Islam, from its first breath, was never just a religion. It was law. It was politics. It was a nation before it was a scripture. And it was unyielding. The Prophet did not simply offer a path to God; he built a system that demanded obedience. There would be no negotiation. The words were final. The book was closed. And when the book is closed, the mind is too.
There is a flaw in this, a crack in the foundation. A book cannot evolve. A book does not learn. And yet, the world does. The world shifts beneath the weight of certainty, and when it does, those who cling to the past must either loosen their grip or be buried with it.
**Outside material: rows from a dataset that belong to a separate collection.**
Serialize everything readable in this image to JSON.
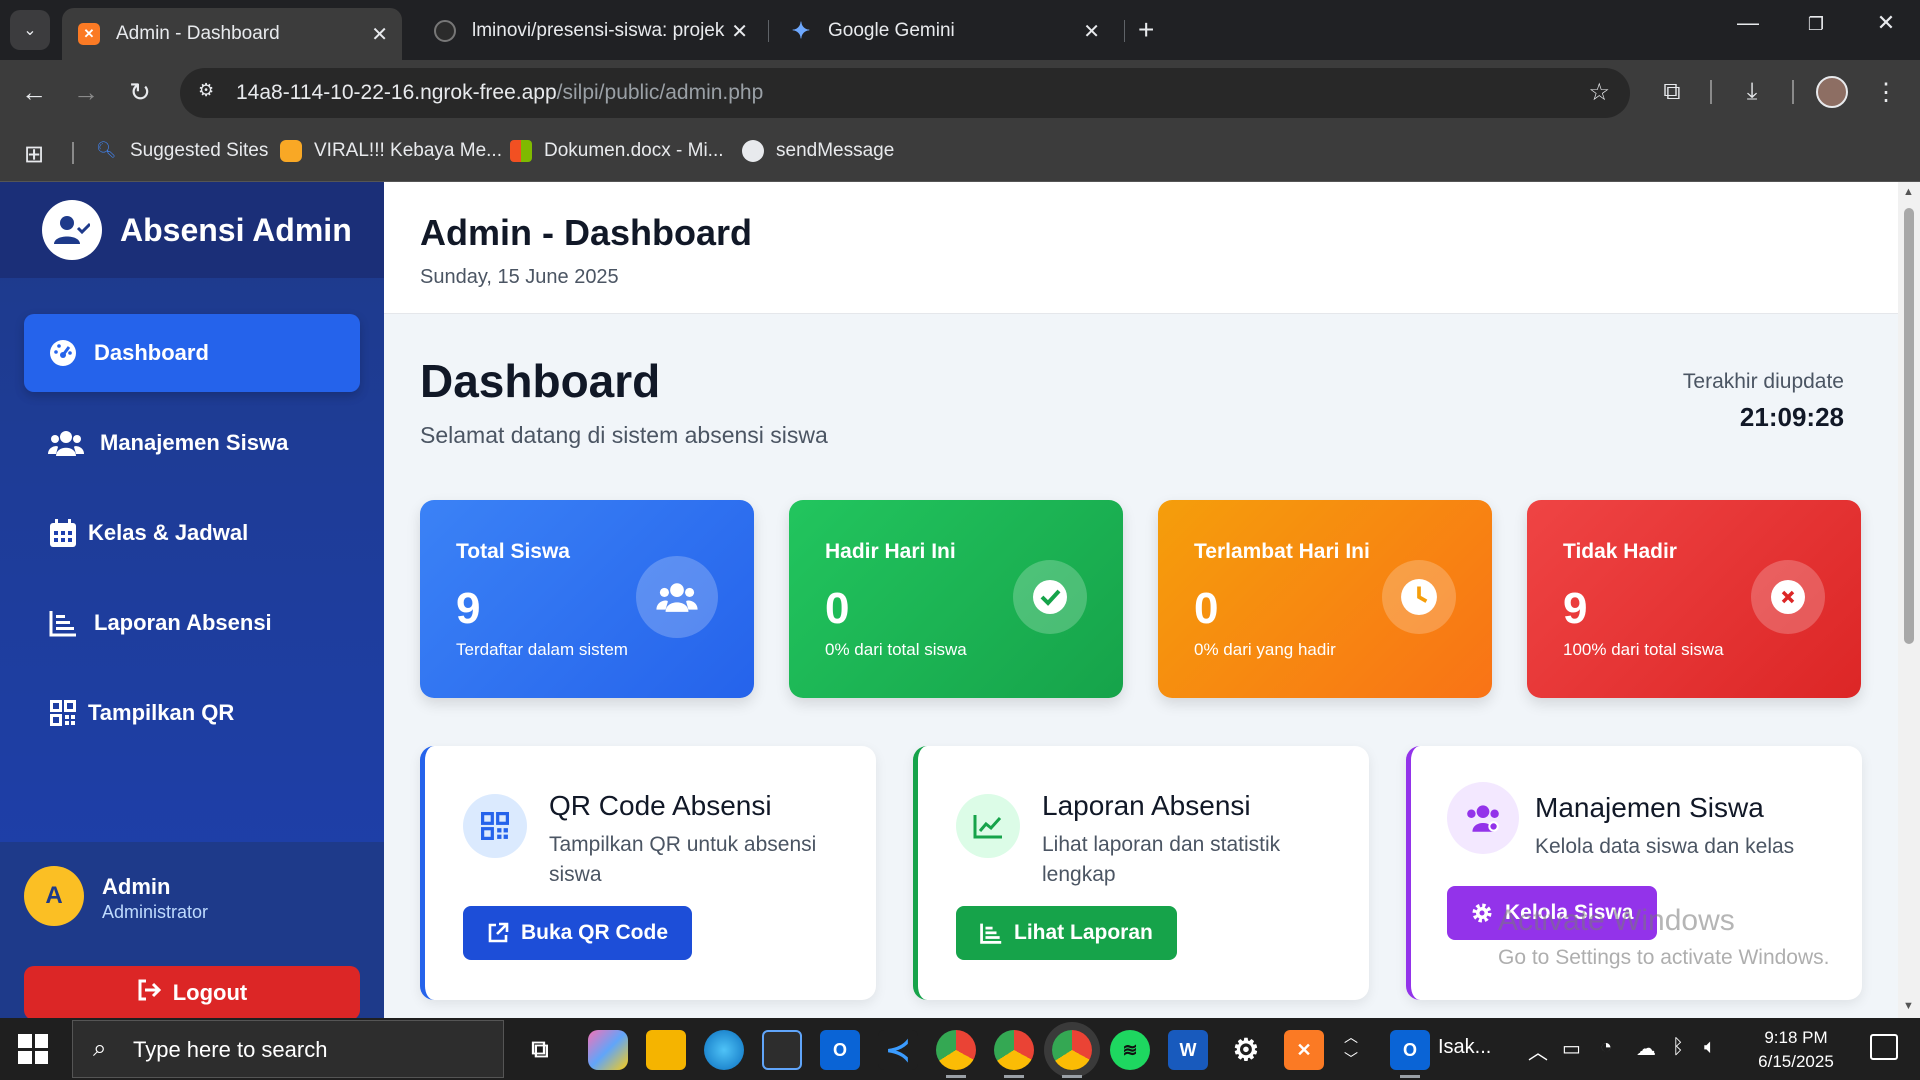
{
  "browser": {
    "tabs": [
      {
        "title": "Admin - Dashboard",
        "active": true
      },
      {
        "title": "lminovi/presensi-siswa: projek p",
        "active": false
      },
      {
        "title": "Google Gemini",
        "active": false
      }
    ],
    "url_host": "14a8-114-10-22-16.ngrok-free.app",
    "url_path": "/silpi/public/admin.php",
    "bookmarks": [
      "Suggested Sites",
      "VIRAL!!! Kebaya Me...",
      "Dokumen.docx - Mi...",
      "sendMessage"
    ]
  },
  "sidebar": {
    "brand": "Absensi Admin",
    "items": [
      {
        "label": "Dashboard",
        "icon": "gauge-icon",
        "active": true
      },
      {
        "label": "Manajemen Siswa",
        "icon": "users-icon",
        "active": false
      },
      {
        "label": "Kelas & Jadwal",
        "icon": "calendar-icon",
        "active": false
      },
      {
        "label": "Laporan Absensi",
        "icon": "chart-icon",
        "active": false
      },
      {
        "label": "Tampilkan QR",
        "icon": "qr-icon",
        "active": false
      }
    ],
    "user": {
      "initial": "A",
      "name": "Admin",
      "role": "Administrator"
    },
    "logout_label": "Logout"
  },
  "header": {
    "title": "Admin - Dashboard",
    "date": "Sunday, 15 June 2025"
  },
  "dashboard": {
    "title": "Dashboard",
    "subtitle": "Selamat datang di sistem absensi siswa",
    "updated_label": "Terakhir diupdate",
    "updated_time": "21:09:28"
  },
  "stats": [
    {
      "label": "Total Siswa",
      "value": "9",
      "note": "Terdaftar dalam sistem",
      "icon": "users-icon",
      "color": "#3b82f6"
    },
    {
      "label": "Hadir Hari Ini",
      "value": "0",
      "note": "0% dari total siswa",
      "icon": "check-circle-icon",
      "color": "#22c55e"
    },
    {
      "label": "Terlambat Hari Ini",
      "value": "0",
      "note": "0% dari yang hadir",
      "icon": "clock-icon",
      "color": "#f59e0b"
    },
    {
      "label": "Tidak Hadir",
      "value": "9",
      "note": "100% dari total siswa",
      "icon": "x-circle-icon",
      "color": "#ef4444"
    }
  ],
  "cards": [
    {
      "title": "QR Code Absensi",
      "desc": "Tampilkan QR untuk absensi siswa",
      "button": "Buka QR Code",
      "icon": "qr-icon",
      "accent": "#2563eb"
    },
    {
      "title": "Laporan Absensi",
      "desc": "Lihat laporan dan statistik lengkap",
      "button": "Lihat Laporan",
      "icon": "chart-line-icon",
      "accent": "#16a34a"
    },
    {
      "title": "Manajemen Siswa",
      "desc": "Kelola data siswa dan kelas",
      "button": "Kelola Siswa",
      "icon": "users-cog-icon",
      "accent": "#9333ea"
    }
  ],
  "watermark": {
    "line1": "Activate Windows",
    "line2": "Go to Settings to activate Windows."
  },
  "taskbar": {
    "search_placeholder": "Type here to search",
    "task_label": "Isak...",
    "time": "9:18 PM",
    "date": "6/15/2025"
  }
}
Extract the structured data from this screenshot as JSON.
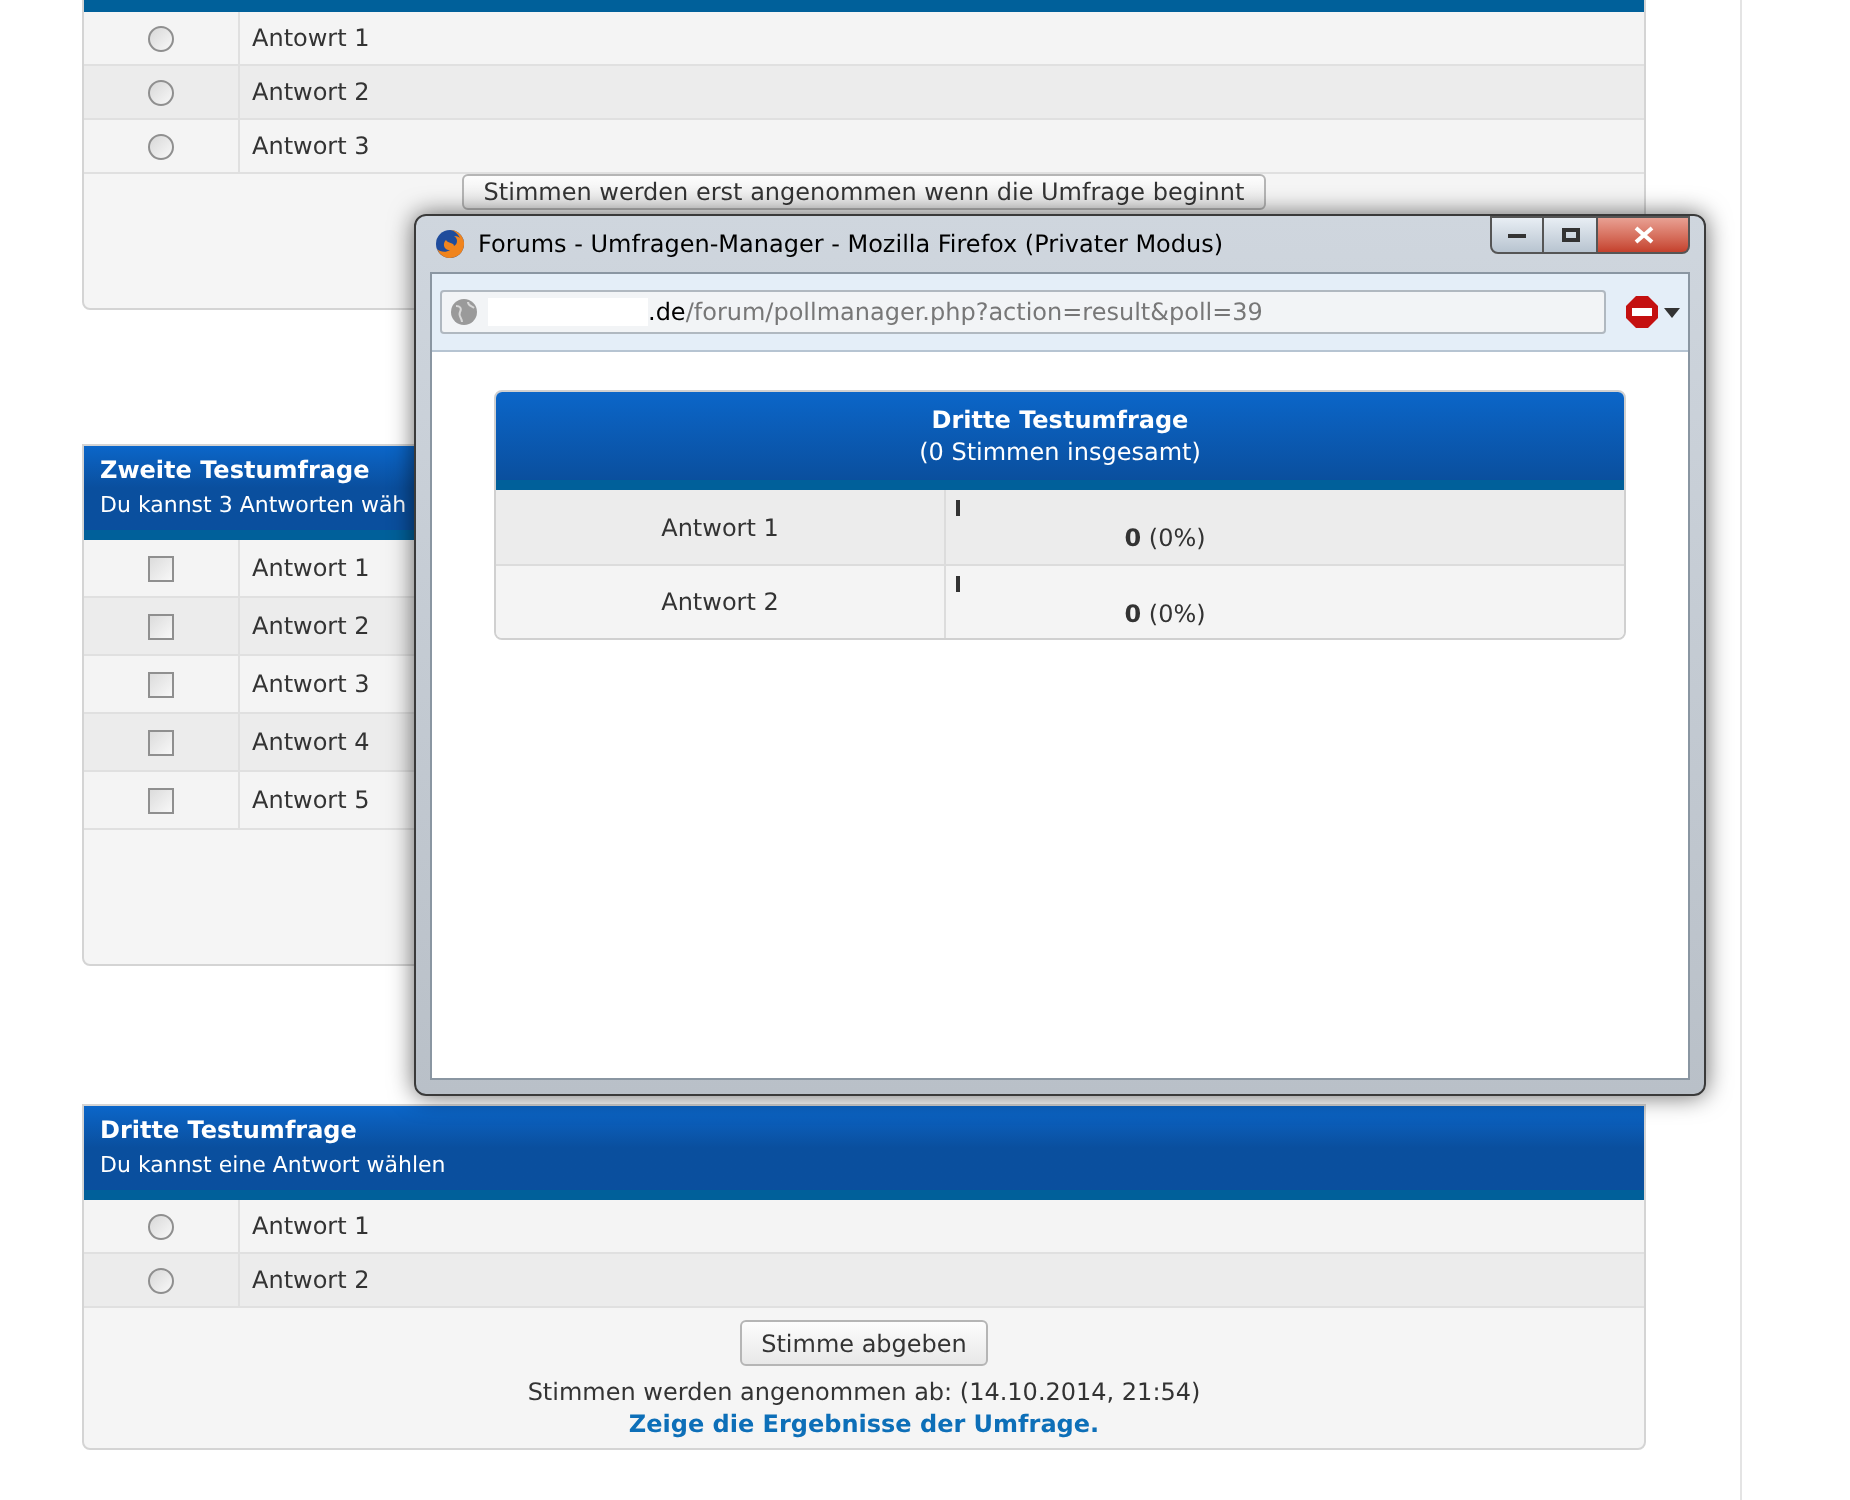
{
  "polls": [
    {
      "kind": "radio",
      "options": [
        {
          "label": "Antowrt 1",
          "selected": false
        },
        {
          "label": "Antwort 2",
          "selected": false
        },
        {
          "label": "Antwort 3",
          "selected": false
        }
      ],
      "footer": {
        "button": "Stimmen werden erst angenommen wenn die Umfrage beginnt"
      }
    },
    {
      "title": "Zweite Testumfrage",
      "subtitle": "Du kannst 3 Antworten wäh",
      "kind": "checkbox",
      "options": [
        {
          "label": "Antwort 1",
          "checked": false
        },
        {
          "label": "Antwort 2",
          "checked": false
        },
        {
          "label": "Antwort 3",
          "checked": false
        },
        {
          "label": "Antwort 4",
          "checked": false
        },
        {
          "label": "Antwort 5",
          "checked": false
        }
      ]
    },
    {
      "title": "Dritte Testumfrage",
      "subtitle": "Du kannst eine Antwort wählen",
      "kind": "radio",
      "options": [
        {
          "label": "Antwort 1",
          "selected": false
        },
        {
          "label": "Antwort 2",
          "selected": false
        }
      ],
      "footer": {
        "button": "Stimme abgeben",
        "note": "Stimmen werden angenommen ab: (14.10.2014, 21:54)",
        "link": "Zeige die Ergebnisse der Umfrage."
      }
    }
  ],
  "popup": {
    "title": "Forums - Umfragen-Manager - Mozilla Firefox (Privater Modus)",
    "url_host": ".de",
    "url_path": "/forum/pollmanager.php?action=result&poll=39",
    "results": {
      "title": "Dritte Testumfrage",
      "subtitle": "(0 Stimmen insgesamt)",
      "rows": [
        {
          "answer": "Antwort 1",
          "count": "0",
          "percent": "(0%)"
        },
        {
          "answer": "Antwort 2",
          "count": "0",
          "percent": "(0%)"
        }
      ]
    }
  }
}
But Islam does not loosen.
The Hand of the Clock
There was a time, long before the minarets stretched into the sky, when the Muslim world burned bright with knowledge. In the libraries of Baghdad, scholars wrote of numbers and stars, of medicine and philosophy. They translated Aristotle, debated the structure of the cosmos, built the engines of modern science.
And then they stopped.
Or rather, they were stopped.
Somewhere along the line, the gates of reason were shut, locked with a key that fit neatly between the pages of holy text. The world had moved too fast, too far, and so the scholars were silenced. Innovation gave way to imitation. Discovery gave way to dogma. The light dimmed, and what remained was law, rigid and unchanging.
A system that cannot evolve is a system that will collapse.
It is a strange thing, to watch a great civilization retreat into its own shadow. And yet, here we are. The Quran remains. The hadith remains. The laws remain. But the mind does not move.
In the West, the church was broken long ago. The Enlightenment shattered the chains, tore apart the pulpits, replaced divine right with reason. The battle was fought, and though the scars remain, the ground was won. But Islam has not yet had its reformation. It stands now as it stood then—unyielding, absolute, unwilling to bend to the tide of history.
And what does not bend, breaks.
The Prophets and the Puppets
They say there will be no more prophets. Muhammad was the last. The final seal, the last word. But this is the greatest illusion of all—there is always another prophet. They rise in every age, whisper new truths, carve new paths. Some are real. Most are frauds.
To claim that no more will come is to claim that God has finished speaking. And if God has finished speaking, then the world is abandoned.
But the problem is not prophecy. The problem is power.
For when prophecy is used to build a throne, it is no longer prophecy.
To call Muhammad the final prophet is not a theological argument—it is a political one. It locks the door. It prevents challenge. It ensures control. If the gates are sealed, no new revelations can threaten the old ones. If the book is closed, no new voices can rewrite it. And so, the world of Islam remains frozen, its people chained to the past, its laws written in the ink of an empire that no longer exists.
The Last Man in the Desert
Imagine him again, the man in the sand. Alone, before the empire, before the armies, before the cities built in his name. He was not yet a legend. He was not yet a ruler. He was just a man. And in that moment, before the weight of history settled upon him, perhaps he still had doubt.
Perhaps he still wondered if the voice he heard was real.
Perhaps he still had the chance to be something else.
But history is not kind. And words, once spoken, cannot be unsaid.